ジャック・ブリスコを破り、日本人初のNWA世界ヘビー級王者となった馬場(74年12月、鹿児島)

 後に馬場さんが奪取に成功(74年)するまで、誰もが「日本人初」の栄誉を求め、野望に燃えていた時代だ。

 1本目から勝負をかけた私は、フルスイングの水平チョップを乱打し、地獄突きを連発。セコンドのパクさんが「レッツゴー、サカ!」と絶叫するのと同時に、崩れ落ちたドリーの腹部に、ストマッククローを決めて18分10秒、ギブアップを奪った。

坂口氏は積極果敢にNWA王者のドリーにアタックした

 ドリーの腹に、クッキリと私の手形のアザができているのを見て、勝利を確信した。コーナーにうずくまったままのドリーの腹部に、シニアとテリーが必死に油のようなモノをスリ込んでいる。「何か塗ってるぞ」とレフェリーに抗議したが完全に無視された。

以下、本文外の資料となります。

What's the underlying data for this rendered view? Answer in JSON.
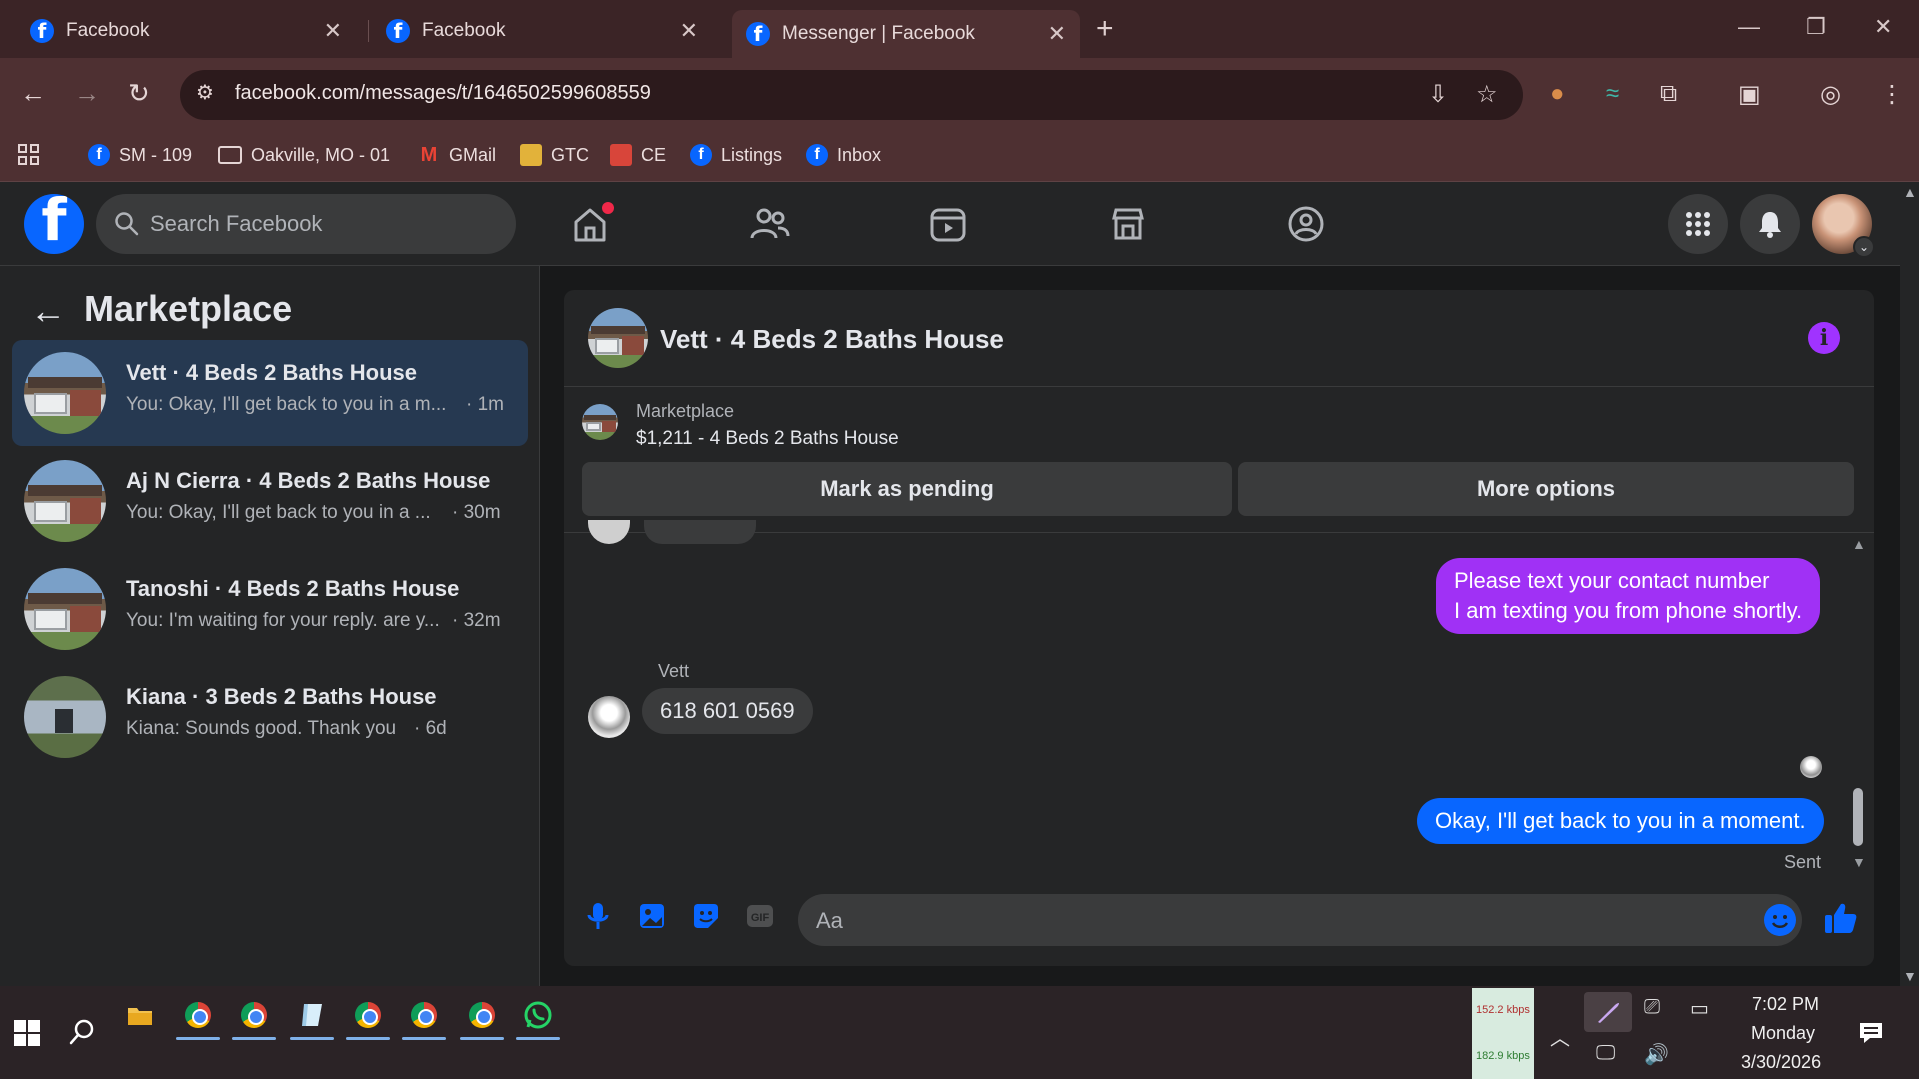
{
  "browser": {
    "tabs": [
      {
        "title": "Facebook",
        "active": false
      },
      {
        "title": "Facebook",
        "active": false
      },
      {
        "title": "Messenger | Facebook",
        "active": true
      }
    ],
    "url": "facebook.com/messages/t/1646502599608559",
    "bookmarks": [
      {
        "label": "SM - 109",
        "icon": "facebook-icon"
      },
      {
        "label": "Oakville, MO - 01",
        "icon": "folder-icon"
      },
      {
        "label": "GMail",
        "icon": "gmail-icon"
      },
      {
        "label": "GTC",
        "icon": "site-icon"
      },
      {
        "label": "CE",
        "icon": "site-icon"
      },
      {
        "label": "Listings",
        "icon": "facebook-icon"
      },
      {
        "label": "Inbox",
        "icon": "facebook-icon"
      }
    ]
  },
  "header": {
    "search_placeholder": "Search Facebook"
  },
  "sidebar": {
    "title": "Marketplace",
    "conversations": [
      {
        "name": "Vett · 4 Beds 2 Baths House",
        "preview": "You: Okay, I'll get back to you in a m...",
        "time": "· 1m",
        "selected": true
      },
      {
        "name": "Aj N Cierra · 4 Beds 2 Baths House",
        "preview": "You: Okay, I'll get back to you in a ...",
        "time": "· 30m",
        "selected": false
      },
      {
        "name": "Tanoshi · 4 Beds 2 Baths House",
        "preview": "You: I'm waiting for your reply. are y...",
        "time": "· 32m",
        "selected": false
      },
      {
        "name": "Kiana · 3 Beds 2 Baths House",
        "preview": "Kiana: Sounds good. Thank you",
        "time": "· 6d",
        "selected": false
      }
    ]
  },
  "chat": {
    "title": "Vett · 4 Beds 2 Baths House",
    "listing_source": "Marketplace",
    "listing_title": "$1,211 - 4 Beds 2 Baths House",
    "actions": {
      "mark_pending": "Mark as pending",
      "more_options": "More options"
    },
    "messages": [
      {
        "from": "me",
        "lines": [
          "Please text your contact number",
          "I am texting you from phone shortly."
        ]
      },
      {
        "from": "Vett",
        "sender_label": "Vett",
        "text": "618 601 0569"
      },
      {
        "from": "me",
        "text": "Okay, I'll get back to you in a moment.",
        "status": "Sent"
      }
    ],
    "composer_placeholder": "Aa"
  },
  "taskbar": {
    "net_up": "152.2 kbps",
    "net_down": "182.9 kbps",
    "time": "7:02 PM",
    "day": "Monday",
    "date": "3/30/2026"
  },
  "colors": {
    "outgoing_purple": "#a031f5",
    "outgoing_blue": "#0866ff",
    "selected_row": "#263951",
    "facebook_blue": "#0866ff"
  }
}
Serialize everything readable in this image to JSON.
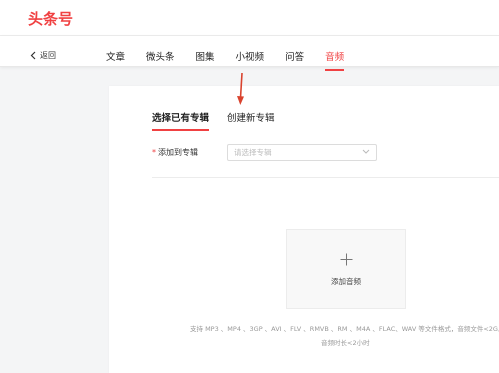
{
  "header": {
    "logo": "头条号"
  },
  "nav": {
    "back_label": "返回",
    "tabs": [
      {
        "label": "文章",
        "active": false
      },
      {
        "label": "微头条",
        "active": false
      },
      {
        "label": "图集",
        "active": false
      },
      {
        "label": "小视频",
        "active": false
      },
      {
        "label": "问答",
        "active": false
      },
      {
        "label": "音频",
        "active": true
      }
    ]
  },
  "album": {
    "tabs": [
      {
        "label": "选择已有专辑",
        "active": true
      },
      {
        "label": "创建新专辑",
        "active": false
      }
    ],
    "field_required_mark": "*",
    "field_label": "添加到专辑",
    "select_placeholder": "请选择专辑"
  },
  "upload": {
    "plus_icon": "plus-icon",
    "label": "添加音频",
    "hint_line1": "支持 MP3 、MP4 、3GP 、AVI 、FLV 、RMVB 、RM 、M4A 、FLAC、WAV 等文件格式，音频文件<2G,",
    "hint_line2": "音频时长<2小时"
  },
  "colors": {
    "accent": "#f04142",
    "annotation_arrow": "#d9432e"
  }
}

 ドリーより長身の私は終始、上から王者を押さえ込むように攻撃を続けたが、エプロンからロープをまたいでリングインした瞬間、上から押さえつけられリバースフルネルソンに固められ、人間風車で叩きつけられる。迅速なドリーのフォールを返せず3カウントを奪われてしまった。

 決勝の3本目は大荒れだ。焦る私は空手チョップを乱打しつつ突進したが、これにシニアとコザックが「サカグチの空手は反則。今度やったら反則負けだ」とリングに上がって猛アピール。これをレフェリーも了承してしまったのだ。

 空手チョップを封じられた私に対して、ドリーはまたもや人間風車を狙ってくるが、同じ手は食わない。グイッと耐えた私は、リバーススープレックスで切り返し、背中でドリーを下敷きに圧殺した。これは6月、横浜でドリーと対戦した猪木さんが使用した技術をマネたものだ。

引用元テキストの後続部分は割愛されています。